Конечно, к четырнадцати годам мы перестали контролировать, что Кевин смотрит по видео, когда приходит домой, что читает, а читал он мало. Однако, смотря те глупые фильмы, подписываясь на те глупые веб-сайты, потягивая тот глупый алкоголь и трахая тех глупых школьниц, Кевин, должно быть, чувствовал себя жестоко обманутым. А в четверг? Держу пари, он все еще чувствовал себя обманутым.
...По снисходительному выражению лица Харви я поняла, что он считает мою краткую лекцию разрушительным потворством моим же желаниям. Наше дело — в действительности его дело — строилось на том, что я была нормальной матерью с нормальными материнскими привязанностями, принимавшей нормальные меры предосторожности для того, чтобы вырастить нормального ребенка. А были ли мы жертвами злой судьбы, дефектных генов или дурного окружения, должны решать шаманы, биологи или антропологи, но никак не судьи. Харви намеревался сыграть на подспудном страхе всех родителей: вы можете делать все абсолютно правильно и все же окажетесь в ночном кошмаре, от которого невозможно пробудиться. Задним числом я понимаю, что это был чертовски разумный подход, и теперь, спустя примерно год, мне немного стыдно за свои тогдашние выходки.

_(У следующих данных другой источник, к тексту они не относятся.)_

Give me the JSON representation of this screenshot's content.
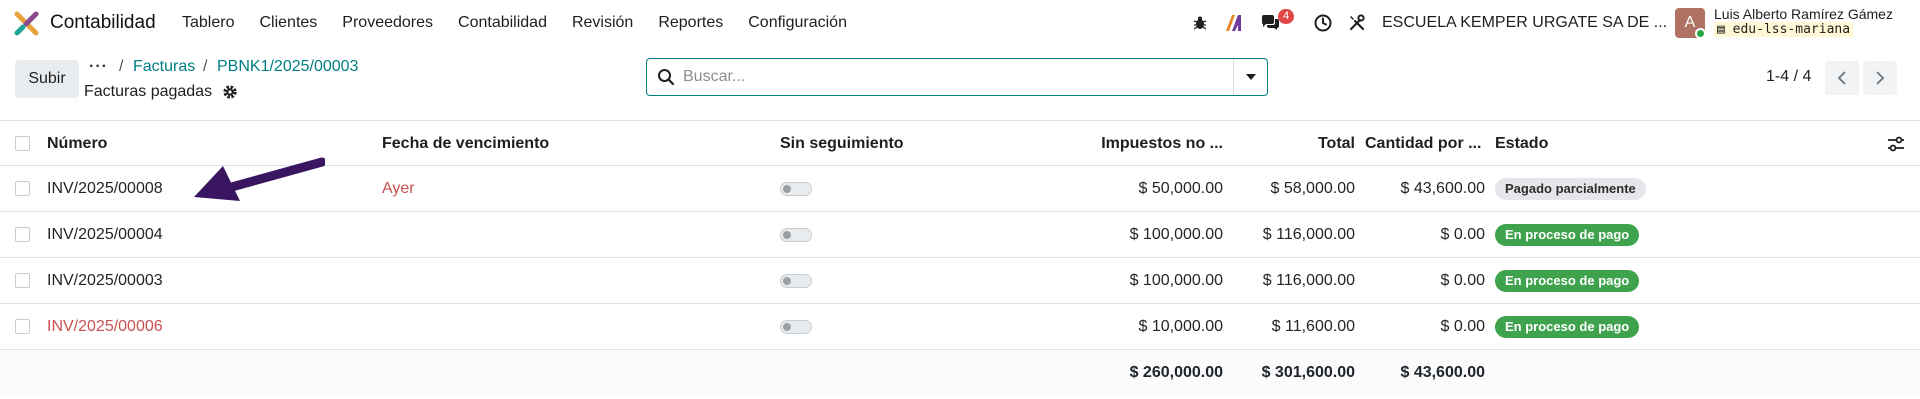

Все же, как тот лишающий индивидуальности штамп послеродовой депрессии, наша спаси-нас-бог защита вызывала у меня отвращение. Я чувствовала, как меня пытаются выделить из всех тех нормальных-пренормальных мамочек, хотя бы как исключительно никудышную мать, и даже повесили ценник — 6,5 миллиона долларов (истцы разузнали, сколько стоит «На одном крыле»). Франклин, я уже потеряла все, кроме компании, владение которой в данных обстоятельствах казалось непроходимой глупостью. Не могу отрицать, что иногда тоскую по своему корпоративному отпрыску, отданному на воспитание чужим людям, но тогда это меня мало волновало. Меня мало волновало, проиграю ли я процесс, который хотя бы поддерживает меня в бодрствующем состоянии. Меня мало волновало, потеряю ли я все свои деньги, и я молилась о том, чтобы пришлось продать наш уродливый дом. Меня ничего не волновало. В апатии есть свобода, буйное головокружительное освобождение, от которого можно опьянеть. Можно делать что угодно. Спроси Кевина.